As for the threat of Airbnb, Warman says they’re not really a problem.
“I’m not selling guest rooms. You don’t need to stay with me if you’re looking for a bed, an alarm clock and a TV. I’m selling an experience and that’s the difference between Airbnb and a hotel.
“We have a built in experience and we have people here, our colleagues, our employees that are trained to deliver you service that makes you feel good. There maybe people that want to go somewhere just to have a place to sleep but that’s not the business we’re in, so I don’t ever really look at it from that perspective,” he said.
Warman also believes the rise of big data is overvalued in the hotel industry. While it’s handy to know how many pillows a guest wants or what their favourite drink might be, the real point of difference for a hotel is the human experience.

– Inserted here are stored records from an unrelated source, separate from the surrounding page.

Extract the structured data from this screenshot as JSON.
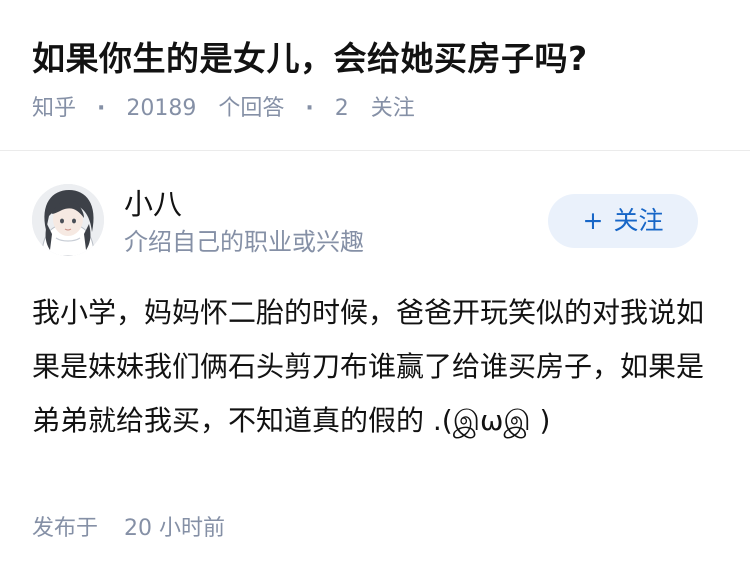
{
  "question": {
    "title": "如果你生的是女儿，会给她买房子吗?",
    "meta": {
      "source": "知乎",
      "separator": "·",
      "answer_count": "20189",
      "answer_label": "个回答",
      "follow_count": "2",
      "follow_label": "关注"
    }
  },
  "author": {
    "name": "小八",
    "headline": "介绍自己的职业或兴趣",
    "follow_button": {
      "icon": "+",
      "label": "关注"
    }
  },
  "answer": {
    "content": "我小学，妈妈怀二胎的时候，爸爸开玩笑似的对我说如果是妹妹我们俩石头剪刀布谁赢了给谁买房子，如果是弟弟就给我买，不知道真的假的 .(இωஇ )",
    "time": {
      "label": "发布于",
      "value": "20 小时前"
    }
  },
  "colors": {
    "meta_text": "#8590a6",
    "follow_button_bg": "#eaf1fb",
    "follow_button_text": "#1766c7"
  }
}
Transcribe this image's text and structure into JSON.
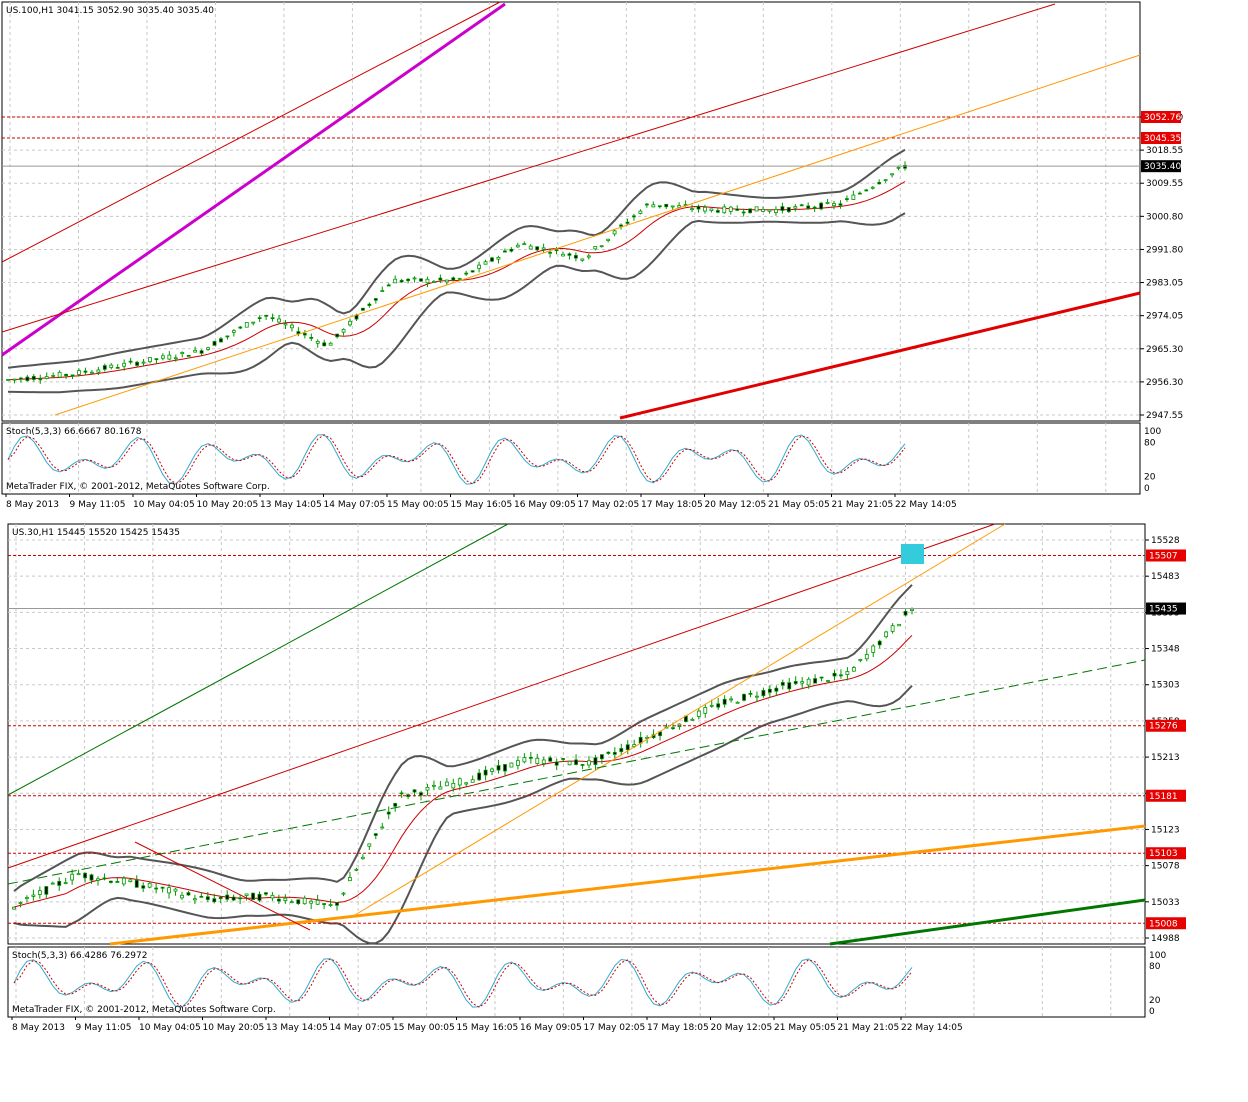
{
  "charts": [
    {
      "id": "top",
      "header": "US.100,H1  3041.15 3052.90 3035.40 3035.40",
      "y_ticks": [
        "2947.55",
        "2956.30",
        "2965.30",
        "2974.05",
        "2983.05",
        "2991.80",
        "3000.80",
        "3009.55",
        "3018.55",
        "3027.30"
      ],
      "price_tags": [
        {
          "text": "3052.76",
          "kind": "red"
        },
        {
          "text": "3045.35",
          "kind": "red"
        },
        {
          "text": "3035.40",
          "kind": "black"
        }
      ],
      "stoch_label": "Stoch(5,3,3) 66.6667 80.1678",
      "stoch_levels": [
        "100",
        "80",
        "20",
        "0"
      ],
      "watermark": "MetaTrader FIX, © 2001-2012, MetaQuotes Software Corp.",
      "x_labels": [
        "8 May 2013",
        "9 May 11:05",
        "10 May 04:05",
        "10 May 20:05",
        "13 May 14:05",
        "14 May 07:05",
        "15 May 00:05",
        "15 May 16:05",
        "16 May 09:05",
        "17 May 02:05",
        "17 May 18:05",
        "20 May 12:05",
        "21 May 05:05",
        "21 May 21:05",
        "22 May 14:05"
      ]
    },
    {
      "id": "bottom",
      "header": "US.30,H1  15445 15520 15425 15435",
      "y_ticks": [
        "14988",
        "15033",
        "15078",
        "15123",
        "15168",
        "15213",
        "15258",
        "15303",
        "15348",
        "15393",
        "15483",
        "15528"
      ],
      "price_tags": [
        {
          "text": "15507",
          "kind": "red"
        },
        {
          "text": "15435",
          "kind": "black"
        },
        {
          "text": "15276",
          "kind": "red"
        },
        {
          "text": "15181",
          "kind": "red"
        },
        {
          "text": "15103",
          "kind": "red"
        },
        {
          "text": "15008",
          "kind": "red"
        }
      ],
      "stoch_label": "Stoch(5,3,3) 66.4286 76.2972",
      "stoch_levels": [
        "100",
        "80",
        "20",
        "0"
      ],
      "watermark": "MetaTrader FIX, © 2001-2012, MetaQuotes Software Corp.",
      "x_labels": [
        "8 May 2013",
        "9 May 11:05",
        "10 May 04:05",
        "10 May 20:05",
        "13 May 14:05",
        "14 May 07:05",
        "15 May 00:05",
        "15 May 16:05",
        "16 May 09:05",
        "17 May 02:05",
        "17 May 18:05",
        "20 May 12:05",
        "21 May 05:05",
        "21 May 21:05",
        "22 May 14:05"
      ]
    }
  ],
  "chart_data": [
    {
      "type": "line",
      "title": "US.100,H1",
      "ylim": [
        2947.55,
        3052.76
      ],
      "x": [
        "8 May 2013",
        "9 May 11:05",
        "10 May 04:05",
        "10 May 20:05",
        "13 May 14:05",
        "14 May 07:05",
        "15 May 00:05",
        "15 May 16:05",
        "16 May 09:05",
        "17 May 02:05",
        "17 May 18:05",
        "20 May 12:05",
        "21 May 05:05",
        "21 May 21:05",
        "22 May 14:05"
      ],
      "series": [
        {
          "values": [
            2960,
            2962,
            2966,
            2970,
            2983,
            2972,
            2995,
            2995,
            3008,
            3003,
            3022,
            3020,
            3020,
            3022,
            3035.4
          ]
        }
      ],
      "colors": {
        "candle": "#009900",
        "bands": "#555555",
        "ma": "#cc0000",
        "stoch_main": "#33aacc",
        "stoch_signal": "#cc0000"
      }
    },
    {
      "type": "line",
      "title": "US.30,H1",
      "ylim": [
        14988,
        15528
      ],
      "x": [
        "8 May 2013",
        "9 May 11:05",
        "10 May 04:05",
        "10 May 20:05",
        "13 May 14:05",
        "14 May 07:05",
        "15 May 00:05",
        "15 May 16:05",
        "16 May 09:05",
        "17 May 02:05",
        "17 May 18:05",
        "20 May 12:05",
        "21 May 05:05",
        "21 May 21:05",
        "22 May 14:05"
      ],
      "series": [
        {
          "values": [
            15030,
            15075,
            15060,
            15040,
            15045,
            15030,
            15180,
            15200,
            15230,
            15225,
            15265,
            15305,
            15330,
            15345,
            15435
          ]
        }
      ],
      "colors": {
        "candle": "#009900",
        "bands": "#555555",
        "ma": "#cc0000",
        "stoch_main": "#33aacc",
        "stoch_signal": "#cc0000"
      }
    }
  ]
}
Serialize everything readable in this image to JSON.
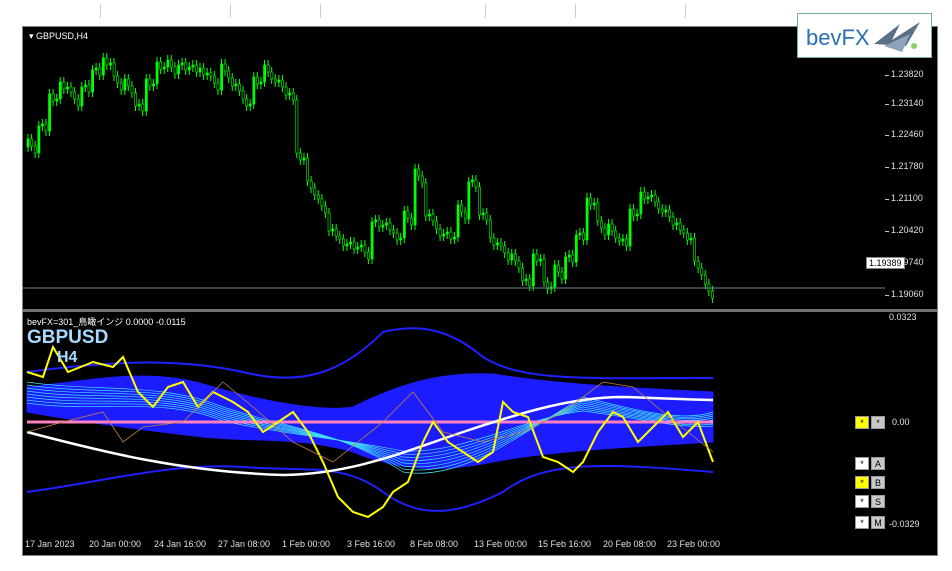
{
  "symbol_title": "GBPUSD,H4",
  "indicator_title": "bevFX=301_鳥瞰インジ 0.0000 -0.0115",
  "big_symbol": "GBPUSD",
  "big_timeframe": "H4",
  "logo_text": "bevFX",
  "current_price": "1.19389",
  "price_axis": [
    "1.23820",
    "1.23140",
    "1.22460",
    "1.21780",
    "1.21100",
    "1.20420",
    "1.19740",
    "1.19060"
  ],
  "indicator_axis": {
    "top": "0.0323",
    "zero": "0.00",
    "bottom": "-0.0329"
  },
  "time_axis": [
    "17 Jan 2023",
    "20 Jan 00:00",
    "24 Jan 16:00",
    "27 Jan 08:00",
    "1 Feb 00:00",
    "3 Feb 16:00",
    "8 Feb 08:00",
    "13 Feb 00:00",
    "15 Feb 16:00",
    "20 Feb 08:00",
    "23 Feb 00:00"
  ],
  "side_buttons": {
    "star": "*",
    "a": "A",
    "b": "B",
    "s": "S",
    "m": "M"
  },
  "colors": {
    "candles": "#00ff00",
    "bands": "#1c1cff",
    "oscillator": "#ffff00",
    "zero_line": "#ff80c0",
    "ma_line": "#ffffff",
    "ribbon": "#40e0ff"
  }
}
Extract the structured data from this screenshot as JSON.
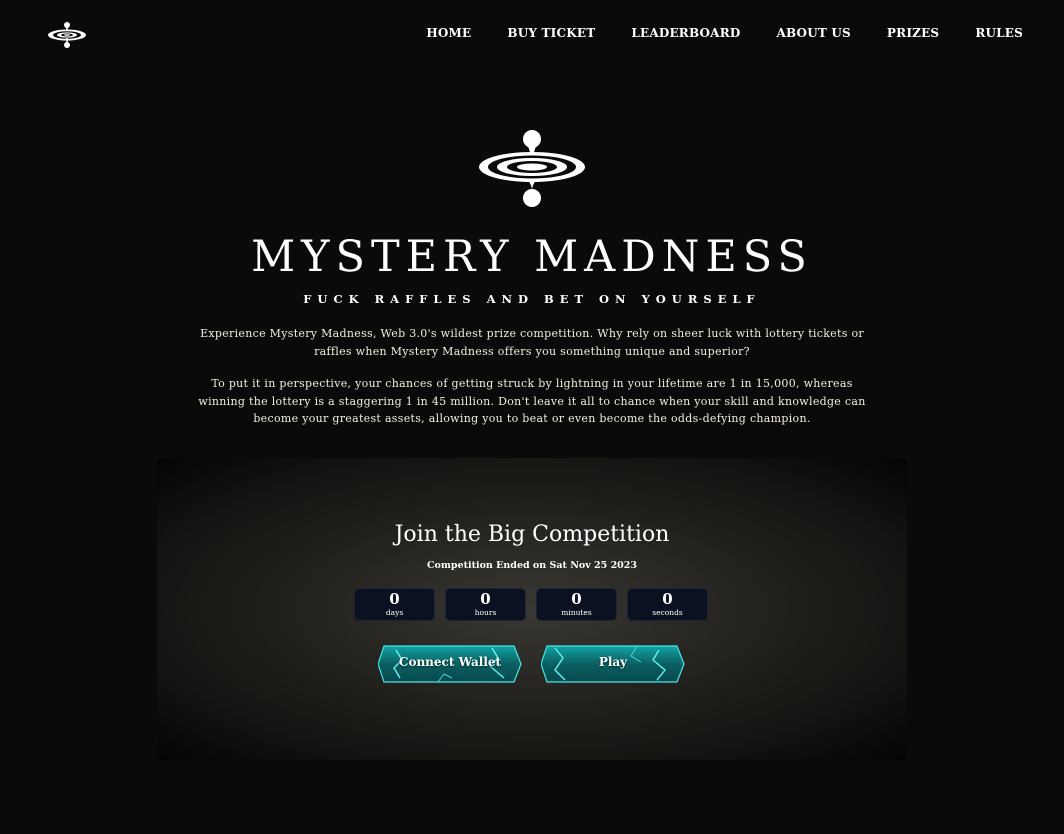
{
  "nav": {
    "logo_icon": "ripple-drop-icon",
    "items": [
      {
        "label": "HOME"
      },
      {
        "label": "BUY TICKET"
      },
      {
        "label": "LEADERBOARD"
      },
      {
        "label": "ABOUT US"
      },
      {
        "label": "PRIZES"
      },
      {
        "label": "RULES"
      }
    ]
  },
  "hero": {
    "logo_icon": "ripple-drop-icon",
    "title": "MYSTERY MADNESS",
    "subtitle": "FUCK RAFFLES AND BET ON YOURSELF",
    "paragraph1": "Experience Mystery Madness, Web 3.0's wildest prize competition. Why rely on sheer luck with lottery tickets or raffles when Mystery Madness offers you something unique and superior?",
    "paragraph2": "To put it in perspective, your chances of getting struck by lightning in your lifetime are 1 in 15,000, whereas winning the lottery is a staggering 1 in 45 million. Don't leave it all to chance when your skill and knowledge can become your greatest assets, allowing you to beat or even become the odds-defying champion."
  },
  "competition": {
    "title": "Join the Big Competition",
    "status": "Competition Ended on Sat Nov 25 2023",
    "countdown": [
      {
        "value": "0",
        "label": "days"
      },
      {
        "value": "0",
        "label": "hours"
      },
      {
        "value": "0",
        "label": "minutes"
      },
      {
        "value": "0",
        "label": "seconds"
      }
    ],
    "connect_label": "Connect Wallet",
    "play_label": "Play"
  },
  "colors": {
    "background": "#0a0a0a",
    "countdown_box": "#0b1120",
    "button_teal": "#0e6f6f",
    "button_glow": "#2ee6e6"
  }
}
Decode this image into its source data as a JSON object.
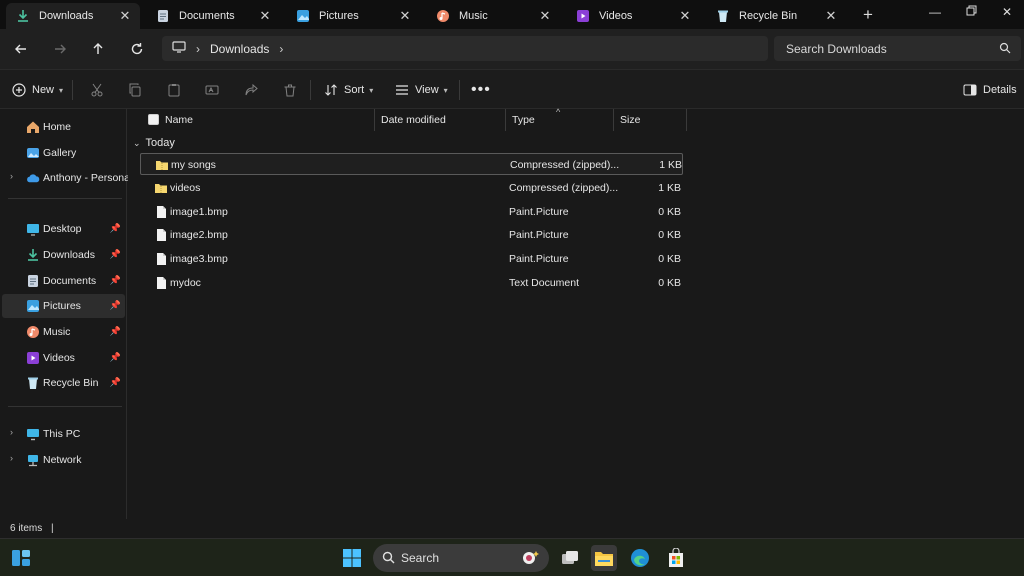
{
  "tabs": [
    {
      "label": "Downloads",
      "icon": "download-icon",
      "active": true
    },
    {
      "label": "Documents",
      "icon": "document-icon",
      "active": false
    },
    {
      "label": "Pictures",
      "icon": "pictures-icon",
      "active": false
    },
    {
      "label": "Music",
      "icon": "music-icon",
      "active": false
    },
    {
      "label": "Videos",
      "icon": "videos-icon",
      "active": false
    },
    {
      "label": "Recycle Bin",
      "icon": "recycle-bin-icon",
      "active": false
    }
  ],
  "address": {
    "path": [
      "Downloads"
    ],
    "search_placeholder": "Search Downloads"
  },
  "commandbar": {
    "new_label": "New",
    "sort_label": "Sort",
    "view_label": "View",
    "details_label": "Details"
  },
  "sidebar": {
    "quick": [
      {
        "label": "Home",
        "icon": "home-icon"
      },
      {
        "label": "Gallery",
        "icon": "gallery-icon"
      },
      {
        "label": "Anthony - Personal",
        "icon": "onedrive-icon"
      }
    ],
    "pinned": [
      {
        "label": "Desktop",
        "icon": "desktop-icon"
      },
      {
        "label": "Downloads",
        "icon": "download-icon"
      },
      {
        "label": "Documents",
        "icon": "document-icon"
      },
      {
        "label": "Pictures",
        "icon": "pictures-icon"
      },
      {
        "label": "Music",
        "icon": "music-icon"
      },
      {
        "label": "Videos",
        "icon": "videos-icon"
      },
      {
        "label": "Recycle Bin",
        "icon": "recycle-bin-icon"
      }
    ],
    "devices": [
      {
        "label": "This PC",
        "icon": "computer-icon"
      },
      {
        "label": "Network",
        "icon": "network-icon"
      }
    ]
  },
  "columns": [
    "Name",
    "Date modified",
    "Type",
    "Size"
  ],
  "group_label": "Today",
  "files": [
    {
      "name": "my songs",
      "type": "Compressed (zipped)...",
      "size": "1 KB",
      "icon": "zip-folder-icon"
    },
    {
      "name": "videos",
      "type": "Compressed (zipped)...",
      "size": "1 KB",
      "icon": "zip-folder-icon"
    },
    {
      "name": "image1.bmp",
      "type": "Paint.Picture",
      "size": "0 KB",
      "icon": "file-icon"
    },
    {
      "name": "image2.bmp",
      "type": "Paint.Picture",
      "size": "0 KB",
      "icon": "file-icon"
    },
    {
      "name": "image3.bmp",
      "type": "Paint.Picture",
      "size": "0 KB",
      "icon": "file-icon"
    },
    {
      "name": "mydoc",
      "type": "Text Document",
      "size": "0 KB",
      "icon": "file-icon"
    }
  ],
  "status": {
    "item_count": "6 items"
  },
  "taskbar": {
    "search_label": "Search"
  },
  "colors": {
    "accent": "#4cc2ff",
    "folder": "#f5d66f"
  }
}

“I make you feel good by understanding what you need at that given moment. And so, I don’t think technology can change that. It takes human beings to do that and I think that’s real luxury.
“A guest’s day changes. In the morning, when I am going to work, my personality is different than when I am finished work or my significant other comes to visit me and we’re going to spend the weekend together. It’s very difficult to have that written down,” Warman said.
Warman is also a fan of companies such as TripAdvisor because they’re changing the way hotels market themselves. To put it quite bluntly he feels consumer driven sites keep hotels honest.
“I think in the past companies could convince you of something that wasn’t true. The consumer doesn’t lie.”
As for the future of Langham, Warman said while Langham has hotels “in some of the greatest gateway cities in the world – we’re in Sydney, we’re in Hong Kong, Shanghai, Beijing, London, New York, LA and Chicago we don’t have a single resort.
“Our customers are now saying, ‘I want to go on vacation with you’, so one of the big growth areas for Langham over the next four or five years is going to be a move into the resort business. We’ve signed a partnership in Bali and we have also signed a second resort in Cambodia.
“Yet the key to our continued growth is our customer saying ‘I recommend you’.
“It’s maintaining a level of excellence – genuine service and captivating the senses. The companies that will succeed are the ones who understand they need to deliver on their brand promise and focus on service.”